On the death of their father, Henry II, Duke of Austria, he received the lands of Mödling from his brother, Leopold V, Duke of Austria around 1177. The castle of the same name became his Seat of Power.

He went to Vienna on the 25 August 1190 to see his brother off to join the Third Crusade, while he traveled to Italy to act as a representative of the Babenbergs and to attend the coronation of Henry VI, Holy Roman Emperor in Spring 1191.

He is known to have taken part in the German Crusade of 1197 with his nephew, Frederick I of Austria and Wolfger, Bishop of Passau. By 6 June 1197, he was at the Imperial court encampment at Castro St. Giovanni and a few days later, at the same time with Duke Frederick in Linaria. When they left Apulia to reach Sicily, they were encouraged further, after two ships sunk at sea, with the Abbots of Werd and Beuern.

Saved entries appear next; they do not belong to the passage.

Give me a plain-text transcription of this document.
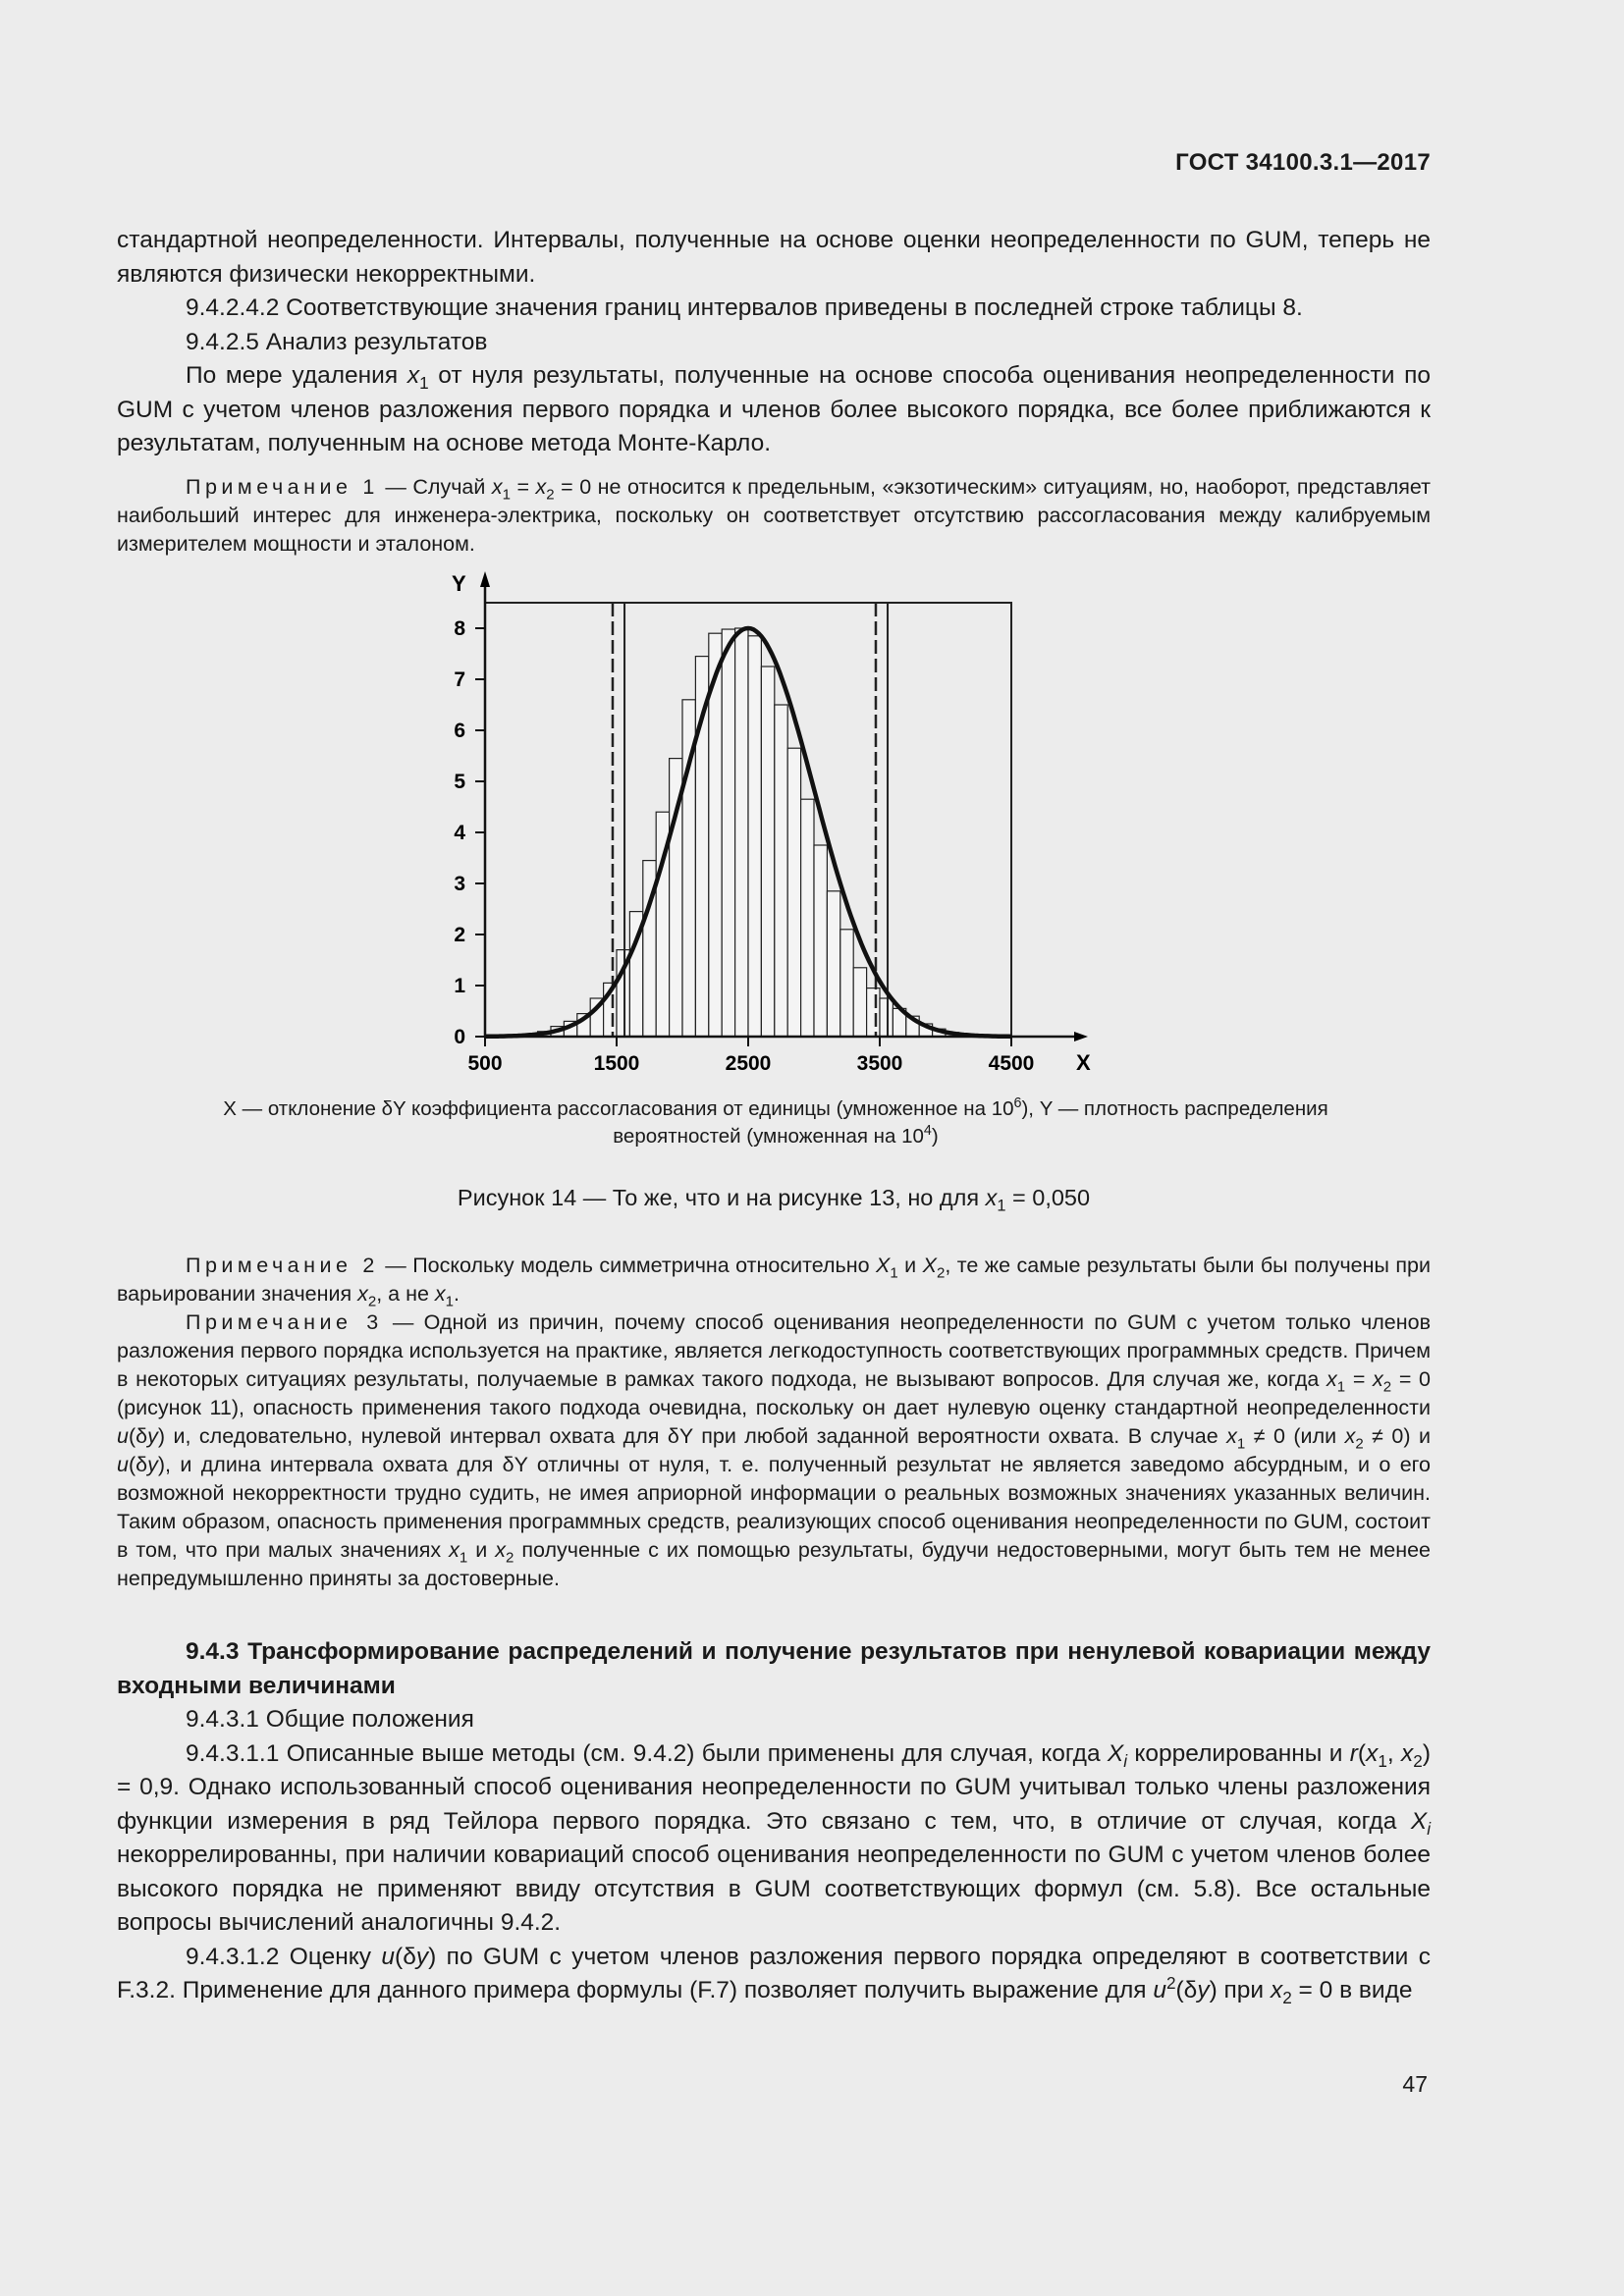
ГОСТ 34100.3.1—2017

стандартной неопределенности. Интервалы, полученные на основе оценки неопределенности по GUM, теперь не являются физически некорректными.

9.4.2.4.2 Соответствующие значения границ интервалов приведены в последней строке таблицы 8.

9.4.2.5 Анализ результатов

По мере удаления $x_1$ от нуля результаты, полученные на основе способа оценивания неопределенности по GUM с учетом членов разложения первого порядка и членов более высокого порядка, все более приближаются к результатам, полученным на основе метода Монте-Карло.

Примечание 1 — Случай $x_1 = x_2 = 0$ не относится к предельным, «экзотическим» ситуациям, но, наоборот, представляет наибольший интерес для инженера-электрика, поскольку он соответствует отсутствию рассогласования между калибруемым измерителем мощности и эталоном.

0
1
2
3
4
5
6
7
8
500	1500	2500	3500	4500 X
Y
X — отклонение δY коэффициента рассогласования от единицы (умноженное на $10^6$), Y — плотность распределения
вероятностей (умноженная на $10^4$)
Рисунок 14 — То же, что и на рисунке 13, но для $x_1 = 0,050$

Примечание 2 — Поскольку модель симметрична относительно $X_1$ и $X_2$, те же самые результаты были бы получены при варьировании значения $x_2$, а не $x_1$.

Примечание 3 — Одной из причин, почему способ оценивания неопределенности по GUM с учетом только членов разложения первого порядка используется на практике, является легкодоступность соответствующих программных средств. Причем в некоторых ситуациях результаты, получаемые в рамках такого подхода, не вызывают вопросов. Для случая же, когда $x_1 = x_2 = 0$ (рисунок 11), опасность применения такого подхода очевидна, поскольку он дает нулевую оценку стандартной неопределенности u(δy) и, следовательно, нулевой интервал охвата для δY при любой заданной вероятности охвата. В случае $x_1 \ne 0$ (или $x_2 \ne 0$) и u(δy), и длина интервала охвата для δY отличны от нуля, т. е. полученный результат не является заведомо абсурдным, и о его возможной некорректности трудно судить, не имея априорной информации о реальных возможных значениях указанных величин. Таким образом, опасность применения программных средств, реализующих способ оценивания неопределенности по GUM, состоит в том, что при малых значениях $x_1$ и $x_2$ полученные с их помощью результаты, будучи недостоверными, могут быть тем не менее непредумышленно приняты за достоверные.

9.4.3 Трансформирование распределений и получение результатов при ненулевой ковариации между входными величинами

9.4.3.1 Общие положения

9.4.3.1.1 Описанные выше методы (см. 9.4.2) были применены для случая, когда $X_i$ коррелированны и $r(x_1$, $x_2) = 0,9$. Однако использованный способ оценивания неопределенности по GUM учитывал только члены разложения функции измерения в ряд Тейлора первого порядка. Это связано с тем, что, в отличие от случая, когда $X_i$ некоррелированны, при наличии ковариаций способ оценивания неопределенности по GUM с учетом членов более высокого порядка не применяют ввиду отсутствия в GUM соответствующих формул (см. 5.8). Все остальные вопросы вычислений аналогичны 9.4.2.

9.4.3.1.2 Оценку u(δy) по GUM с учетом членов разложения первого порядка определяют в соответствии с F.3.2. Применение для данного примера формулы (F.7) позволяет получить выражение для $u^2(\delta y)$ при $x_2 = 0$ в виде

47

The Emperor now took full command and instructed Conrad, Archbishop of Mainz & Chancellor of Germany to lead the fleet over the Mediterranean. They sailed in early September 1197 and arrived in Acre a few weeks later.

His branch of the Babenberg line did not focus on matters of war, but became mostly interested in arts. His surname is somewhat confusing, as Mödling was not a separate duchy, but a subordinate-duchy ruled by the Babenbergs in Vienna. His territory, under his reign, experienced a marginal prosperity. During his government, he built Mödling castle in the 12th century. The most prominent guest was the minstrel Walther von der Vogelweide in 1219.

He married Richeza († 19 April 1182 ), daughter of Vladislaus II, Duke of Bohemia and had one son, Henry III, Duke of Mödling called the Younger.

He was buried with his brother, Leopold V of Austria and his nephew, Frederick I of Austria, at Heiligenkreuz Abbey.